En somme, « elle cherche à rendre le monde plus dépendant à l’égard de la République populaire de Chine tout en réduisant sa propre dépendance au monde ».

L’ancien leader Deng Xiaoping affirmait que son pays devait « cacher ses talents et attendre son heure ». Xi Jinping semble persuadé que cette heure est venue. Il veut rendre à la Chine sa grandeur.

Il ne lui manque qu’une casquette rouge sur laquelle il aurait fait inscrire Make China Great Again.

Comment, alors, se positionner vis-à-vis de cette nouvelle Chine ?

C’est certainement la question la plus importante à court, à moyen et possiblement à long terme en matière de relations internationales.

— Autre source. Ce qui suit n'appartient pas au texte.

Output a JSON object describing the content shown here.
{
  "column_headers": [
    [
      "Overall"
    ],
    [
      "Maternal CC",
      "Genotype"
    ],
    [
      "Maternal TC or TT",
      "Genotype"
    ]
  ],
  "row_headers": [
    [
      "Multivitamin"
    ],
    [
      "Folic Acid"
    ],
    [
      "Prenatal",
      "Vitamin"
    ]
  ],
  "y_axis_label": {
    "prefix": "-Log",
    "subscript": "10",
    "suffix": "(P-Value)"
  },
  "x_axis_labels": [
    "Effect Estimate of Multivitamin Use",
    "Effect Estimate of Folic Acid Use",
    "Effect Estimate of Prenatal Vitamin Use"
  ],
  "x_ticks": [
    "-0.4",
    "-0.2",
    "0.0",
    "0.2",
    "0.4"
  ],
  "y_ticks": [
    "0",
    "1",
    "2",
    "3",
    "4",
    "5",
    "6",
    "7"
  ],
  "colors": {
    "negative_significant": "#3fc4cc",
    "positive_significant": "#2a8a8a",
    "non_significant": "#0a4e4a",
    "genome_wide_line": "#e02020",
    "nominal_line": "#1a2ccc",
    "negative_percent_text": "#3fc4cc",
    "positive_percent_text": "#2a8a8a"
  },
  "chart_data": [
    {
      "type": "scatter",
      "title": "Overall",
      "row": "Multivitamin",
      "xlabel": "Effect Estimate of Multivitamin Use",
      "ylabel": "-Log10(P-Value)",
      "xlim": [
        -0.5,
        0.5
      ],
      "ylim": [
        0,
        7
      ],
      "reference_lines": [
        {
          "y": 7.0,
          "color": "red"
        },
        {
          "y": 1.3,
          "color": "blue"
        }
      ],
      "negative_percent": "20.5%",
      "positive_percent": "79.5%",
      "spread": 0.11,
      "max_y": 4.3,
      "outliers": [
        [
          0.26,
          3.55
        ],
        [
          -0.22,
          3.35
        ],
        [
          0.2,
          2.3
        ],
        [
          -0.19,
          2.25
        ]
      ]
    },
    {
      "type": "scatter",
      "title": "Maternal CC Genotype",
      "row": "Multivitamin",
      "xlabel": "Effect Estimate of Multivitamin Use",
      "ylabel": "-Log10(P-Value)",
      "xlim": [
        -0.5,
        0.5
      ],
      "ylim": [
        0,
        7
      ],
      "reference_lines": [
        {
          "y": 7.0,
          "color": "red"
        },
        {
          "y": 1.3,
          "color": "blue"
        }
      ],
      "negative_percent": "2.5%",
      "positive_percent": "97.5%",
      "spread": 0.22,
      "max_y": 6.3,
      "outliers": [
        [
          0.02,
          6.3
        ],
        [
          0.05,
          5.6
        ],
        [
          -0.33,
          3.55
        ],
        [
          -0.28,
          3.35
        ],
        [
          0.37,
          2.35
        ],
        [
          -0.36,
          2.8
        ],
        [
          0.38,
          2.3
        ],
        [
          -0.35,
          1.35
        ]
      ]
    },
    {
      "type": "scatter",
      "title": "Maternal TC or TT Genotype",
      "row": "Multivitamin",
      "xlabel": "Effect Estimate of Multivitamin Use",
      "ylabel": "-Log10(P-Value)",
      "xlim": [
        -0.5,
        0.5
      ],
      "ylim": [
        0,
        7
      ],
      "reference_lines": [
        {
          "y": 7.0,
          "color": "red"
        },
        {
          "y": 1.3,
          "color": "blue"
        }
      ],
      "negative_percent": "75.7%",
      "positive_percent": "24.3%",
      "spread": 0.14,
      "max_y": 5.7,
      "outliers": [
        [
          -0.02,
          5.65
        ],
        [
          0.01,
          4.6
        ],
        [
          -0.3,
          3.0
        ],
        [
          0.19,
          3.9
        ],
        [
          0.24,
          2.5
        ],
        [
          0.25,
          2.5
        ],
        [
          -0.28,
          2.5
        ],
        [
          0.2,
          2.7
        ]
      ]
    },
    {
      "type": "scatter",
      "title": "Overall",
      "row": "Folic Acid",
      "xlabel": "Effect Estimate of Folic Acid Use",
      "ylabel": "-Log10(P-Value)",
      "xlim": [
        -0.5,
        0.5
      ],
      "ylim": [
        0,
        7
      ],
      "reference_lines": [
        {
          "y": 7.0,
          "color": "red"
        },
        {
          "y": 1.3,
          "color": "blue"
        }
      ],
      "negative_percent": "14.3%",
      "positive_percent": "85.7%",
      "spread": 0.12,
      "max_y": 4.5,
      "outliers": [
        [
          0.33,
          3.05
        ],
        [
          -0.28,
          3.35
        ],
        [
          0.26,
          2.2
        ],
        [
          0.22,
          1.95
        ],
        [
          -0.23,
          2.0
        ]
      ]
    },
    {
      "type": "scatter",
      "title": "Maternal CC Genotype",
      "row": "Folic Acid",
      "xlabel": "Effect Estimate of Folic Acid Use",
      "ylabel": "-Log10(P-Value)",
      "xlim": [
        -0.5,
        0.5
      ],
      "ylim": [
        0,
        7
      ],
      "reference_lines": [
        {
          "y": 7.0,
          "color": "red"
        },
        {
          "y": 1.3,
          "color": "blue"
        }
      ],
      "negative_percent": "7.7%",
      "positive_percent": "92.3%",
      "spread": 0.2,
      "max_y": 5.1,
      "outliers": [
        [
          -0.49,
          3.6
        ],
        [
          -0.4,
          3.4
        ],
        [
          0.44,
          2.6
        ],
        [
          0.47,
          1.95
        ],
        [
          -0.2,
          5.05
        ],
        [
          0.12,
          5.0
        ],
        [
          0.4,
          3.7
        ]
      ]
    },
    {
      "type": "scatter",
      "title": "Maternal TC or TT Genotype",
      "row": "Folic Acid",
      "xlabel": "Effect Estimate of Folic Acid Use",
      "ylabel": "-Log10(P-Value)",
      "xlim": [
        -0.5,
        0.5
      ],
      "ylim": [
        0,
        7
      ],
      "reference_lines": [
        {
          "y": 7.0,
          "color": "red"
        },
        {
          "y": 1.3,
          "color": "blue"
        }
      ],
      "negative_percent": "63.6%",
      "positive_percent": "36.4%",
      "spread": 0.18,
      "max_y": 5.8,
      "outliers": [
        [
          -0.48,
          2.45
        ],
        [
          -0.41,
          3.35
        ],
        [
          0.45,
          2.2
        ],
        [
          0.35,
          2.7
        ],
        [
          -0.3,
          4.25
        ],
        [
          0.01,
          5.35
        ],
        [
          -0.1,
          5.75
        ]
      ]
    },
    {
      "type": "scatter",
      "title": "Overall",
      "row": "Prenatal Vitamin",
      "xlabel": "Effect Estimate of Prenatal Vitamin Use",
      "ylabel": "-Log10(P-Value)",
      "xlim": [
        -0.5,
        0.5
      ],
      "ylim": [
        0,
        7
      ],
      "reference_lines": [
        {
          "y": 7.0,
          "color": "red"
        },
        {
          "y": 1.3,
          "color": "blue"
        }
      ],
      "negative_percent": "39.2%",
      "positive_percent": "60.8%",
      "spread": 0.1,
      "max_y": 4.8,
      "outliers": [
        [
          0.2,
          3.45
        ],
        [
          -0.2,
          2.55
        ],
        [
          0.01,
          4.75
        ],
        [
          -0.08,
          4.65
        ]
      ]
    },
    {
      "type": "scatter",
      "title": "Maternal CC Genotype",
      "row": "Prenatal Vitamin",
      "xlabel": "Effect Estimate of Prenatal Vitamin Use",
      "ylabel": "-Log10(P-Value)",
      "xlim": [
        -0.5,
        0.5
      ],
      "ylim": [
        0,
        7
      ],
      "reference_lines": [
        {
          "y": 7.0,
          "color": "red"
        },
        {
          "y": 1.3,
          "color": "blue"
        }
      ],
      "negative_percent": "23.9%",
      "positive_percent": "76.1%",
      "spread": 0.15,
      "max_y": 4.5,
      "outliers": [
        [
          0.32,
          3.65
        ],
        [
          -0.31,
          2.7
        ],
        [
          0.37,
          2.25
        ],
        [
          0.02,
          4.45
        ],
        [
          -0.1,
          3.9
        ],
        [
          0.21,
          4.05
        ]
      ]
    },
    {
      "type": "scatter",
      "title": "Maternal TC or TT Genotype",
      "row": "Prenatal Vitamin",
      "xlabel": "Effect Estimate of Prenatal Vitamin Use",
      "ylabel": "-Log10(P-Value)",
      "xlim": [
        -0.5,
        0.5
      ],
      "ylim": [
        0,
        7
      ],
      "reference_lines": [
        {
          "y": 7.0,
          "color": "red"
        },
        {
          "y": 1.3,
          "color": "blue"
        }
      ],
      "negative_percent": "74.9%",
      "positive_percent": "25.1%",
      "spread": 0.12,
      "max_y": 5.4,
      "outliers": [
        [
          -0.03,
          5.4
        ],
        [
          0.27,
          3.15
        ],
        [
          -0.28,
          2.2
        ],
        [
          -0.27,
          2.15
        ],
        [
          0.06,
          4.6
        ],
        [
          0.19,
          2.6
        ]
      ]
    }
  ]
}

La réponse n’est pas simple. Elle impose aux États-Unis, au Canada et à leurs alliés au sein des démocraties libérales un délicat exercice d’équilibriste.

Il faut d’abord l’affronter, cette Chine. Avec fermeté. Elle n’hésite pas à « mener des activités qui sont une menace directe à notre sécurité nationale et notre souveraineté », comme l’a affirmé l’an dernier le directeur du Service canadien du renseignement de sécurité, David Vigneault. Courber l’échine n’est pas une option.

Mais il faut aussi, parallèlement, tenter de coopérer avec le dragon chinois.

« Nous serons toujours prêts à travailler avec la République populaire de Chine lorsque nos intérêts sont alignés. Nous ne pouvons pas laisser les désaccords qui nous divisent nous empêcher d’avancer quant aux priorités qui exigent que l’on travaille ensemble, pour le bien de nos peuples et du monde », indique l’administration de Joe Biden. On pense par exemple aux changements climatiques et aux menaces pandémiques.

Une main de fer dans un gant de velours, en quelque sorte.

Une feuille de route qui a de quoi inspirer le Canada.

En espérant que le régime chinois se montre lui aussi enclin à coopérer. Et que sa volonté de puissance et son désir de revanche ne l’aveuglent pas sur les risques réels d’un éventuel conflit avec l’Occident.